First, some comments on the "My understanding" portion of the question:
- The number of SMs depends on GPU model - there are low-end models with just one SM, and high-end ones with as many as 30! Compute capability defines what those SMs are capable of, but not how many SMs there are in a GPU.
- Each thread block is assigned to an SM, not SP. There can be multiple thread blocks running on a given SM, subject to its resource limitations.
On to the diagram:
- Orange boxes are indeed SMs, just as they are labeled. Each SM has shared memory pool, divided between all thread blocks running on this SM.
- Blue boxes are SPs. Since SP is a scalar lane, it runs one thread, and each thread is provided with its own set of registers, again, just like the diagram shows.
Addressing the follow-up question:
- Each SM can have multiple resident thread blocks. The maximum number of thread blocks resident on SM is determined by compute capability. Achieved number can be lower than maximum when it is limited by the number of registers or the amount of shared memory consumed by each thread block.
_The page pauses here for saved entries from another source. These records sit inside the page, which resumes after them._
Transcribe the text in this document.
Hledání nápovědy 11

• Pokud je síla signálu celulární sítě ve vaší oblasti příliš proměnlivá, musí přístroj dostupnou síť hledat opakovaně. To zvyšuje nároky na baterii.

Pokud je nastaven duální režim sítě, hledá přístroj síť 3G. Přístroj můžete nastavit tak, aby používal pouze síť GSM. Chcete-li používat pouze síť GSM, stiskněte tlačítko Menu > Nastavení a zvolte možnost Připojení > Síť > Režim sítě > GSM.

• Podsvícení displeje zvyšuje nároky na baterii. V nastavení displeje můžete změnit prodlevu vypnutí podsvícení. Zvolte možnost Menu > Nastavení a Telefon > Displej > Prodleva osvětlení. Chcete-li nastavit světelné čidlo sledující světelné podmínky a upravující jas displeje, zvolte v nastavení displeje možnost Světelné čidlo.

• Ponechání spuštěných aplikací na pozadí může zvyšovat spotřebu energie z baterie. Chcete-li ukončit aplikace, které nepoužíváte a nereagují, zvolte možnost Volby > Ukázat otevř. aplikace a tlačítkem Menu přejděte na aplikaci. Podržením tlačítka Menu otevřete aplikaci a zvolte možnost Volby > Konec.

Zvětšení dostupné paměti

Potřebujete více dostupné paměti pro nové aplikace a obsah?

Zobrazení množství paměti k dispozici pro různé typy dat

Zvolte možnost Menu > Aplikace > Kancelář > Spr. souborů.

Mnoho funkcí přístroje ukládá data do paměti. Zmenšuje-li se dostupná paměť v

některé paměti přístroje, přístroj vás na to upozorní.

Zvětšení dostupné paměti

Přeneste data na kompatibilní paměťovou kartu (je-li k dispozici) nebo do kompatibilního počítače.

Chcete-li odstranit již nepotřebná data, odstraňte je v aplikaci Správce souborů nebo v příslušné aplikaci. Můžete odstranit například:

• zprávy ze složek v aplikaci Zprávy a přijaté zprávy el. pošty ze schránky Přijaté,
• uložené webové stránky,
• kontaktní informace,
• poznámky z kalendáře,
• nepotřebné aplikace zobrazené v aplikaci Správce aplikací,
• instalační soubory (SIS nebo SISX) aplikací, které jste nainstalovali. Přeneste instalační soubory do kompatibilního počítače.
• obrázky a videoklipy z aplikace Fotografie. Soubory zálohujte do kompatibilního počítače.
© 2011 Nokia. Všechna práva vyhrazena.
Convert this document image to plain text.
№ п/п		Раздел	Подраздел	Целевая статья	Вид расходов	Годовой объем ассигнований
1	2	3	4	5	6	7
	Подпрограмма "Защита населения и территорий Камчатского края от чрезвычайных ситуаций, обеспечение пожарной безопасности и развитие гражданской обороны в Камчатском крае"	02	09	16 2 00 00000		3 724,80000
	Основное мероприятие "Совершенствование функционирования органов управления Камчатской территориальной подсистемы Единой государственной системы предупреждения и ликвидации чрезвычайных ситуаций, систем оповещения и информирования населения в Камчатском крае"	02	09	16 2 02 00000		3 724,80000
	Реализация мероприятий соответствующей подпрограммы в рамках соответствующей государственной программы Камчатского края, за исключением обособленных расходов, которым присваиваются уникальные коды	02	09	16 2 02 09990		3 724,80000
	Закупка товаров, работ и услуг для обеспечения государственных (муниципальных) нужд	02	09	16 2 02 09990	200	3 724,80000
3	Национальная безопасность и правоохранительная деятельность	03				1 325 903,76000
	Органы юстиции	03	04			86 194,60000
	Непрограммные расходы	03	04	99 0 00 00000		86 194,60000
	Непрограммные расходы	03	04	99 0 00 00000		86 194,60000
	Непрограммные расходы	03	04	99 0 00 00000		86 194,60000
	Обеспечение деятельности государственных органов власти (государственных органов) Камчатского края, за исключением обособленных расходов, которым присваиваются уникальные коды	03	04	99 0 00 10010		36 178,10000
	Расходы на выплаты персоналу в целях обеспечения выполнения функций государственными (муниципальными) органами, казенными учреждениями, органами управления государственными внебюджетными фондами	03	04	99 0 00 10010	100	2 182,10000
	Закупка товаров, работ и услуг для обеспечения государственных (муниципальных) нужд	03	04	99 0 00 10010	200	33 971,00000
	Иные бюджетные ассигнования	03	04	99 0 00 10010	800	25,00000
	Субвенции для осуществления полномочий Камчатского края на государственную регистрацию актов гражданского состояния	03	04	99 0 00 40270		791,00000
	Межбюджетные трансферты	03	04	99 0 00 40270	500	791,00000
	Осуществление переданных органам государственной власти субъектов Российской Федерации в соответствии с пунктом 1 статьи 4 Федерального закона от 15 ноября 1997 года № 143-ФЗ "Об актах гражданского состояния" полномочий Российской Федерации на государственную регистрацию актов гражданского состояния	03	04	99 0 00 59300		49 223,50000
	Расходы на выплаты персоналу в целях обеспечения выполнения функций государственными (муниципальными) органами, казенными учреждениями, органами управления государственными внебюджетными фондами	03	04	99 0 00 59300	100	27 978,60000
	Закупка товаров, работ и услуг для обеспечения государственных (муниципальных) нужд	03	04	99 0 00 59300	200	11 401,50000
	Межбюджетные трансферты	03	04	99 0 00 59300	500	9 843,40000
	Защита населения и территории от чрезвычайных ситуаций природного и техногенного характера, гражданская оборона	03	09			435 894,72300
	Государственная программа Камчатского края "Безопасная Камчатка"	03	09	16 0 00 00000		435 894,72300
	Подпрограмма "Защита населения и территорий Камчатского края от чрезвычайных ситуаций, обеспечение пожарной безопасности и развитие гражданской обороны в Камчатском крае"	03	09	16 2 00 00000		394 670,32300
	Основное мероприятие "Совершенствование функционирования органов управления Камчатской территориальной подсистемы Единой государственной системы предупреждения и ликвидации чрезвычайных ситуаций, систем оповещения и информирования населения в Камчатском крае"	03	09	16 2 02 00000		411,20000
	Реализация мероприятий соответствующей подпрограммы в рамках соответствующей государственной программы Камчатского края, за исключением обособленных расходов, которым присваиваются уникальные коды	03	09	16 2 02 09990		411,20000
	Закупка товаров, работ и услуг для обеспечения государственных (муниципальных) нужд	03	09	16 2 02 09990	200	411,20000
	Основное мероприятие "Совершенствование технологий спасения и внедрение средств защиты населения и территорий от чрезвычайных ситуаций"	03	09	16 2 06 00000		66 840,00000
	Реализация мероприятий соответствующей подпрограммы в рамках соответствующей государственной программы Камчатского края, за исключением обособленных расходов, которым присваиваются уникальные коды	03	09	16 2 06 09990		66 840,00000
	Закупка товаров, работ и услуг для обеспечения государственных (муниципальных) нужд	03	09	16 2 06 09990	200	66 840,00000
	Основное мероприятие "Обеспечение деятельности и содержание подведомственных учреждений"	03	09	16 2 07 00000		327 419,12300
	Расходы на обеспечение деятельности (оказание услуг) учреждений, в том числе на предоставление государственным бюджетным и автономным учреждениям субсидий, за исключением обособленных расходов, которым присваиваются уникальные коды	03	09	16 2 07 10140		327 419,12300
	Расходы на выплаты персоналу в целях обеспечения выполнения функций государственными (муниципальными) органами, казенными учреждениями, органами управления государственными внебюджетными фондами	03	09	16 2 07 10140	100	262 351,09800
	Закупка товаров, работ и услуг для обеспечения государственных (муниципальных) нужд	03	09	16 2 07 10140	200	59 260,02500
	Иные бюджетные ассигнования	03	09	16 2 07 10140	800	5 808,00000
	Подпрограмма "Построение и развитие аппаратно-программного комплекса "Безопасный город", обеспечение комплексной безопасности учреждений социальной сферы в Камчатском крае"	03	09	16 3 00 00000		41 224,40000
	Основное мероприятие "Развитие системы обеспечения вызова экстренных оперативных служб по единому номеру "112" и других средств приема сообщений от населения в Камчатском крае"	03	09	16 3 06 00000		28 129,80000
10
- SM will then schedule instruction from all warps resident on it, picking among warps that have instructions ready for execution - and those warps may come from any thread block resident on this SM. You generally want to have many warps resident, so that at any given moment of time SPs can be kept busy running instructions from whatever warps are ready.
- Number of cores per SM is not a very useful metric, and you need not think too much about it at this point.